A un con la transición de terciopelo de gobierno, Andrés Manuel López Obrador ha comenzado a avizorar el mayor reto de su gobierno: el choque con la realidad. A pesar de que faltan todavía tres meses para tomar posesión, la existencia real y efectiva se ofrece como la mayor limitante a expectativas y promesas, en ausencia, incluso, de frenos y contrapesos políticos a la concentración de poder en su próxima Presidencia.
Lo que puede ser efectivo para la transformación tiene que encajar en políticas públicas y presupuestos para financiarlas; lo que tiene valor práctico como la convivencia tiene que superar el dolor y la deuda con las víctimas de la violencia para la pacificación del país; lo que efectivamente se necesita para recuperar la seguridad y combatir al crimen tiene que resolver las duras y crueles deficiencias institucionales de las policías, ministerios públicos y jueces en todo el país; lo que imponen los nuevos vientos nacionalistas de la globalización recorta la ilusión de una mejor relación con Trump sólo porque diga preferir a López Obrador que al “capitalista” (de Peña) en un tuit.
El aterrizaje en los problemas es la más dura prueba que enfrenta el nuevo gobierno antes de llegar a Palacio Nacional, por encontrar que los recursos institucionales y los espacios para empujar los cambios son estrechos y hay poco margen fiscal para llevarlos a cabo sin afectar la estabilidad. De entre sus principales promesas de campaña, cambiar la estrategia de combate a la inseguridad se encontró con los diagnósticos que recibió esta semana de las Fuerzas Armadas. Éstas seguirán en las calles como ocurre en la última década en funciones de seguridad pública porque “siendo realistas, no se ha podido consolidar a la Policía Federal… no es opción”, justificó. No es el único frentazo. La confianza en que los tiempos políticos y el cambio de gobierno pudieran relajar las exigencias de EU en la renegociación del TLC y abrir espacio para reformularlo también chocó con la negativa de eliminar el capítulo de energía en el acuerdo. Según The WSJ, el equipo de AMLO pretendía sacar el tema, aunque su representante en la negociación, Jesús Seade, lo negó y en cambio afirmó que sí hay cambios para ajustarlo a las normas constitucionales. En cualquier caso, el TLCAN se retrasó otra vez a pesar de las presiones y sus términos dejan cada vez con menos posibilidades para revisar la Reforma Energética desde el acuerdo como prometió en campaña.

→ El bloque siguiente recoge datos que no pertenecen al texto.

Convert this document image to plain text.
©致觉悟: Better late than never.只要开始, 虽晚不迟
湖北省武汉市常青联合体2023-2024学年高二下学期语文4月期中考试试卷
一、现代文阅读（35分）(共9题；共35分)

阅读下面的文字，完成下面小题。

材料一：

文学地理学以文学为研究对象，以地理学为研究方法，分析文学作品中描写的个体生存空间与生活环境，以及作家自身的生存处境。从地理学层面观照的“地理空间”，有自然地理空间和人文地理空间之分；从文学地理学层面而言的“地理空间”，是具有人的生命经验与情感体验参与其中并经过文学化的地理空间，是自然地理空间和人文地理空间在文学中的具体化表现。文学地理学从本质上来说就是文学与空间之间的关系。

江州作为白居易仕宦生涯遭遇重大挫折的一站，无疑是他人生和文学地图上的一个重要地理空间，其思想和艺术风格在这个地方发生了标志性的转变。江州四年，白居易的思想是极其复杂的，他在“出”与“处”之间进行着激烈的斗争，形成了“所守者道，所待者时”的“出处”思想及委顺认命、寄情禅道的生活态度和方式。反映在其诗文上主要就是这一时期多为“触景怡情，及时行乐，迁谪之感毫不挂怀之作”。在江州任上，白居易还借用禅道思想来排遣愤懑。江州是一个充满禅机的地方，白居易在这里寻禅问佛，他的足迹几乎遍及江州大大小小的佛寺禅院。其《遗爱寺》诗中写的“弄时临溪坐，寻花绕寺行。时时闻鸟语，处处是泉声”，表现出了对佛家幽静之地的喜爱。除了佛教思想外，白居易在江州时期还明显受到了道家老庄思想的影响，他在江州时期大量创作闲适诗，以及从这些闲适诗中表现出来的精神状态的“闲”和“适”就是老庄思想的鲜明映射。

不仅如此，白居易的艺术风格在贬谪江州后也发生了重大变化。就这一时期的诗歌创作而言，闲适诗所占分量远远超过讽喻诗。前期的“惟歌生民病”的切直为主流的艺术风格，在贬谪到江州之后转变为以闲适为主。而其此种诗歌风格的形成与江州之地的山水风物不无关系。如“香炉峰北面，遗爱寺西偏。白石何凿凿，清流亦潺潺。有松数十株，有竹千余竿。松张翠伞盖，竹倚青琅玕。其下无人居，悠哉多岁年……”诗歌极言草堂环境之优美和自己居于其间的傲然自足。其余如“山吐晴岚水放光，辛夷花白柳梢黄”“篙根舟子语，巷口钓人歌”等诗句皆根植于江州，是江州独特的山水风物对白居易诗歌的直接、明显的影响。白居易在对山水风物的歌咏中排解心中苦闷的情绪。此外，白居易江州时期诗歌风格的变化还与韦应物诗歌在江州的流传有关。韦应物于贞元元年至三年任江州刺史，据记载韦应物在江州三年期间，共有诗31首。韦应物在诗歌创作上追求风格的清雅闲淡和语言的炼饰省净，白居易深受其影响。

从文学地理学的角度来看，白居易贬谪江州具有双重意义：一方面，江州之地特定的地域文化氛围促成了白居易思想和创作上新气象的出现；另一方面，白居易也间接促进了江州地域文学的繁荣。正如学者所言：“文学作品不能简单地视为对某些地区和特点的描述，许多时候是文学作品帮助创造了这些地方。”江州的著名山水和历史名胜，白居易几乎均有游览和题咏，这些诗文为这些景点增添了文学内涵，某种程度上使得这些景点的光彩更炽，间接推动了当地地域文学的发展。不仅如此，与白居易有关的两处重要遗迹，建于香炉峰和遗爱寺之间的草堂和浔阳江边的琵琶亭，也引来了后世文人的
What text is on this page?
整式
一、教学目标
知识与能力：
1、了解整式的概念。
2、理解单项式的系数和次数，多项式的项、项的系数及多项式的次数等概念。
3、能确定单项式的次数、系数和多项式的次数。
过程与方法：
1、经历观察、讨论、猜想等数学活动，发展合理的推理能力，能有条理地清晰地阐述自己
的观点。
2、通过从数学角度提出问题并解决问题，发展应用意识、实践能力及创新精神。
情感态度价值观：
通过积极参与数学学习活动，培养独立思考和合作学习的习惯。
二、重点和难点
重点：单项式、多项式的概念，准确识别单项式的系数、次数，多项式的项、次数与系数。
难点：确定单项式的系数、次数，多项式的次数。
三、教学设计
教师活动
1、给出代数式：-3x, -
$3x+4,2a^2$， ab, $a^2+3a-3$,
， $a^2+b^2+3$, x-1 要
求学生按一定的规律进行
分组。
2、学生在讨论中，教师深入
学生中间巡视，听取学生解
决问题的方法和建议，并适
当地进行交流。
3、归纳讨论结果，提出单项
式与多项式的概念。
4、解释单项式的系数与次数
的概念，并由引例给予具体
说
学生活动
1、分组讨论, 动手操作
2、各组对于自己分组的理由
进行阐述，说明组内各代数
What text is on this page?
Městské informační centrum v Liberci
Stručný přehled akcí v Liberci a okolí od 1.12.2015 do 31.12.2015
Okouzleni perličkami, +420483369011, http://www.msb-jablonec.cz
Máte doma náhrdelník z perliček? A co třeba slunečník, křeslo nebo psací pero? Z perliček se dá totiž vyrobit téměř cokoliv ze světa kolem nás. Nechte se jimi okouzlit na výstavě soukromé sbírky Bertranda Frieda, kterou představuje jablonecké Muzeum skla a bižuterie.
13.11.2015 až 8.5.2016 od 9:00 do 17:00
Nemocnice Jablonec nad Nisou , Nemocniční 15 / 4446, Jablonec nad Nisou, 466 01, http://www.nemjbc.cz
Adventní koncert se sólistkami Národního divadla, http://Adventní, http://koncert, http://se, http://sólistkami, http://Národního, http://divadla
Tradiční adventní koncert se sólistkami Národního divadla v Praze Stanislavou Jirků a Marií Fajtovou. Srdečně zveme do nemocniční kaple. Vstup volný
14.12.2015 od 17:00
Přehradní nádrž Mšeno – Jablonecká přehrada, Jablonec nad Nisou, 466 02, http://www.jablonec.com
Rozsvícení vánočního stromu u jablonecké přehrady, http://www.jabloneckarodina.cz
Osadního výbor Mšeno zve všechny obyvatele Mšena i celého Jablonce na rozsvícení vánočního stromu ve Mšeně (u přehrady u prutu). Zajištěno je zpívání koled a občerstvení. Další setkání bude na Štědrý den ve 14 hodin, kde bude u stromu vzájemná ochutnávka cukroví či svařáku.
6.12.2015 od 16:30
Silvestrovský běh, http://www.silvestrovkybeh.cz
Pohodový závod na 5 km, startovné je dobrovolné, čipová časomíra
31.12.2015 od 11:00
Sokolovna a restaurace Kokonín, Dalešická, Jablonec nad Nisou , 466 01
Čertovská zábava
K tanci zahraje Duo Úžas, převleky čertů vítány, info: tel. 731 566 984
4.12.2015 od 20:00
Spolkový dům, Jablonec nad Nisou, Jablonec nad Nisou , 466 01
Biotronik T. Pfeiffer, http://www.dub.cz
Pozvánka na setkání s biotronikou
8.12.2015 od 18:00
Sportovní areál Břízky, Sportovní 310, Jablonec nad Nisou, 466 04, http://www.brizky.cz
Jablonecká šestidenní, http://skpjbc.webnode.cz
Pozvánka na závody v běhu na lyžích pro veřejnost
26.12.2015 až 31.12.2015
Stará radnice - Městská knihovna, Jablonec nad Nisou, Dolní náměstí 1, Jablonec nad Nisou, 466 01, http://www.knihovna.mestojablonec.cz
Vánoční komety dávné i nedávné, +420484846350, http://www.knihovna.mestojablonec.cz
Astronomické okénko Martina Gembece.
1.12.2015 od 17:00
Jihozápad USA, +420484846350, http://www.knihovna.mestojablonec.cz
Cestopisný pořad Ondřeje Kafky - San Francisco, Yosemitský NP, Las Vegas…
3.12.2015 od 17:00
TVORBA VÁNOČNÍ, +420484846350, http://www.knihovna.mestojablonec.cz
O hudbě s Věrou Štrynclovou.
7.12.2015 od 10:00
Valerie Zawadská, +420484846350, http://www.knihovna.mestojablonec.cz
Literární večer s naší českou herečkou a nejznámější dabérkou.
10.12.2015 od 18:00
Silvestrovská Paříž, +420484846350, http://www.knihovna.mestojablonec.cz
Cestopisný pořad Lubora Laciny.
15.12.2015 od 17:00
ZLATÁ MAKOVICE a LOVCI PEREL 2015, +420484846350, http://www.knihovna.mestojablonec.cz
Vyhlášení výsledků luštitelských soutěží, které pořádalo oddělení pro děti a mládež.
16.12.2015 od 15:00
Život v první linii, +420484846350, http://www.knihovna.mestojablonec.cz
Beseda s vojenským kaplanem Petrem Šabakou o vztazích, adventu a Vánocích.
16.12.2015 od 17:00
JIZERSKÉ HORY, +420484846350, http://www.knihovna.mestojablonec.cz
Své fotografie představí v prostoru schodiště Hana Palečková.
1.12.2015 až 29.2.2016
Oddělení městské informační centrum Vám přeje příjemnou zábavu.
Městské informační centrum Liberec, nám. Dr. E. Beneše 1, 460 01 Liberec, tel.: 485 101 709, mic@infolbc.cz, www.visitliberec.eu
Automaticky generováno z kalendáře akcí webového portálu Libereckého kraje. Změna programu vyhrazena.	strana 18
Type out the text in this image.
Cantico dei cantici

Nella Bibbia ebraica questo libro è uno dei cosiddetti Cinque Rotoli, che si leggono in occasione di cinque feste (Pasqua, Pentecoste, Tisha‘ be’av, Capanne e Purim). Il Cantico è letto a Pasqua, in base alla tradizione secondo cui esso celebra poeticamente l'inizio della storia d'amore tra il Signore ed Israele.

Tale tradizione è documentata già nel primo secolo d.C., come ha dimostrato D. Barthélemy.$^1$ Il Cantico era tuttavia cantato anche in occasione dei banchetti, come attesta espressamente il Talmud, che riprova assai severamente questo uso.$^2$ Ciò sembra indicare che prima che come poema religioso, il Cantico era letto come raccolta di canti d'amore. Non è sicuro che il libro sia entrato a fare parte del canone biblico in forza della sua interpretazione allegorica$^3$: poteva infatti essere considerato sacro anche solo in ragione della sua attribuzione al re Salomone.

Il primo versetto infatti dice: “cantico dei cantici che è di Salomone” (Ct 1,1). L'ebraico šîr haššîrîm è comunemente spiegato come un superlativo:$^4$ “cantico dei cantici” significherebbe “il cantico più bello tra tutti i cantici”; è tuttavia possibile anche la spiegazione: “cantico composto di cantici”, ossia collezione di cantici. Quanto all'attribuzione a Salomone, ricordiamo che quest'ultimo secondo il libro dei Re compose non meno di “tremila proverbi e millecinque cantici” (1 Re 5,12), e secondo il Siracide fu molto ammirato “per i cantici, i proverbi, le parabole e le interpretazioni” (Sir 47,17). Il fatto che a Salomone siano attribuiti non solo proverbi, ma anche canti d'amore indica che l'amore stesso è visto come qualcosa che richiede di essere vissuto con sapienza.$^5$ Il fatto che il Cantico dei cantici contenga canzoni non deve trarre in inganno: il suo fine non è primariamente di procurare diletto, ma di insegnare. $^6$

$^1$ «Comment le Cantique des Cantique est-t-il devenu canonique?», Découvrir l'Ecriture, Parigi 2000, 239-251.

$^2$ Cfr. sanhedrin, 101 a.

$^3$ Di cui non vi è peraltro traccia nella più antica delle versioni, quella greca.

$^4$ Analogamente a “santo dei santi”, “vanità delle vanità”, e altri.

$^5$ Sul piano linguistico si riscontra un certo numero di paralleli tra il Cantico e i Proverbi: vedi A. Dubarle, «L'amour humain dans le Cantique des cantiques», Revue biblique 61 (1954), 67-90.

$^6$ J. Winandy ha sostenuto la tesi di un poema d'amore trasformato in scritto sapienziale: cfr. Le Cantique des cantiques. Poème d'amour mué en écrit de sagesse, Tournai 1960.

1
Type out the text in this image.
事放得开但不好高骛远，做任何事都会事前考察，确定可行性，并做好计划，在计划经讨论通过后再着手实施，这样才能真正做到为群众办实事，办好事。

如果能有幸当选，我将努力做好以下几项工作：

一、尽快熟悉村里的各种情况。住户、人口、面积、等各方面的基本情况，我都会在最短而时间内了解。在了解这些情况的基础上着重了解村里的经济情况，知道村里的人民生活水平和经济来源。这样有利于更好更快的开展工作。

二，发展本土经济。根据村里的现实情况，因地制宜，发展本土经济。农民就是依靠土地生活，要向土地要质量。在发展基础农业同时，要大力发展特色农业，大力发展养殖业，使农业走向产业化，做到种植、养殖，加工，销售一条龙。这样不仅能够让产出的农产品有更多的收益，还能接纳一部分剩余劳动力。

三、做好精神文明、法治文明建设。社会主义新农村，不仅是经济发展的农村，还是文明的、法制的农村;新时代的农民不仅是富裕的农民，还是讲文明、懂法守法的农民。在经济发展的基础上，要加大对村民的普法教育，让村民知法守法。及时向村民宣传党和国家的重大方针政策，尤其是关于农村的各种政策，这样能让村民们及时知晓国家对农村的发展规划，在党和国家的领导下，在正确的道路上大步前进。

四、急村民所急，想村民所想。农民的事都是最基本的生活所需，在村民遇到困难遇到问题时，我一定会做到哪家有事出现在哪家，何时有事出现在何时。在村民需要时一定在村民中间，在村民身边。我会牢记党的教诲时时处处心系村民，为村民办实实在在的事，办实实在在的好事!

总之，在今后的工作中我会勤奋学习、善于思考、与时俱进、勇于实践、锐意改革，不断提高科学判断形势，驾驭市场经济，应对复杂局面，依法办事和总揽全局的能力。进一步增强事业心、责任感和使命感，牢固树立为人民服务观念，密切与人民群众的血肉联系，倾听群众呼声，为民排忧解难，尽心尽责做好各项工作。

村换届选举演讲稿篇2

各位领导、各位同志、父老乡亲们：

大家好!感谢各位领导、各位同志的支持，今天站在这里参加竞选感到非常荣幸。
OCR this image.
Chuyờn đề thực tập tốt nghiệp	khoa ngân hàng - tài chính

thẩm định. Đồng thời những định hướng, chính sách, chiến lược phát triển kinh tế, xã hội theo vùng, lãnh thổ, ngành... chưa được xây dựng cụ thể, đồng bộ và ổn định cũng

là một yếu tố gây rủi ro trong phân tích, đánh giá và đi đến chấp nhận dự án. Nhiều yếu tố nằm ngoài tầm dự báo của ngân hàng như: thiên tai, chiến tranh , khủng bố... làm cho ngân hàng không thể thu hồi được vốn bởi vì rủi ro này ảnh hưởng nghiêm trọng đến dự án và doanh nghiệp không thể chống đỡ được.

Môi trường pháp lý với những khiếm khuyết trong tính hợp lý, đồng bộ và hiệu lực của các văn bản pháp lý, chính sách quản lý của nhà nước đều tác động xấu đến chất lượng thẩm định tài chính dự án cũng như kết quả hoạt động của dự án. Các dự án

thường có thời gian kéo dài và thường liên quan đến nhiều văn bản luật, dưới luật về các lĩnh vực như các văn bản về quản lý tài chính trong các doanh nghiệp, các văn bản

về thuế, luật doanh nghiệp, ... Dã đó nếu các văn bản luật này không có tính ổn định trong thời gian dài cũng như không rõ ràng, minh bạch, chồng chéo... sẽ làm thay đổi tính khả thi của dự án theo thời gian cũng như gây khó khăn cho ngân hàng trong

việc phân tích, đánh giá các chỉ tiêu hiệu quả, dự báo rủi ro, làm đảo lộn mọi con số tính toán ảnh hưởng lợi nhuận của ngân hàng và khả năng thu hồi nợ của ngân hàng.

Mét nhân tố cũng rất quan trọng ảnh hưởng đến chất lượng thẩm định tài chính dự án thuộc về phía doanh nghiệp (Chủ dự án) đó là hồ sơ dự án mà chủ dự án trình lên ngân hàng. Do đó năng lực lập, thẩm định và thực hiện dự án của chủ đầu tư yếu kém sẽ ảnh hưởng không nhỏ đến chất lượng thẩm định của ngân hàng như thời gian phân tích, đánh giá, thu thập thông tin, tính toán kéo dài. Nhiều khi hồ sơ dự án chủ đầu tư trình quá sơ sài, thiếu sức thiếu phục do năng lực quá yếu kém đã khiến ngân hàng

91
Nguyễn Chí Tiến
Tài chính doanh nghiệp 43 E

Si esos encontronazos tienen efectos en retos centrales, como la seguridad y crecimiento, la batalla más dura será el presupuesto 2019. El próximo gobierno necesitará 500 mil millones de pesos para los nuevos programas sociales e inversiones en infraestructura, que pretende obtener con un presupuesto similar al del 2018 y sin nuevos impuestos. El ahorro del plan de austeridad tendrá que pasar el tamiz de la burocracia y los cambios a las partidas federalizadas, entre ellas la conocida de los “moches”, enfrentarán la resistencia de los gobernadores. Aun con los ahorros y el combate a la corrupción y el despilfarro, la cobija del presupuesto tiene estrecho margen fiscal para cumplir con la larga lista de compromisos del nuevo gobierno.
Pero donde ha sido especialmente crudo el choque con la realidad es en la construcción del plan de pacificación con las víctimas. El desencuentro de sus planteamientos de perdón y amnistía forzarán a modificar la estrategia y convocar en septiembre una reunión con organizaciones civiles y víctimas para sortear los escollos de la reconciliación. La terca realidad de violencia y muerte de la última década es difícil de domar sin planteamientos claros que impliquen la participación de las víctimas. López Obrador llama a cumplir con las promesas de campaña, como hizo en el Congreso de Morena, pero para ello tendrá que convencer primero que nada a la realidad con el juicio práctico. ¿Se impondrá el pragmatismo?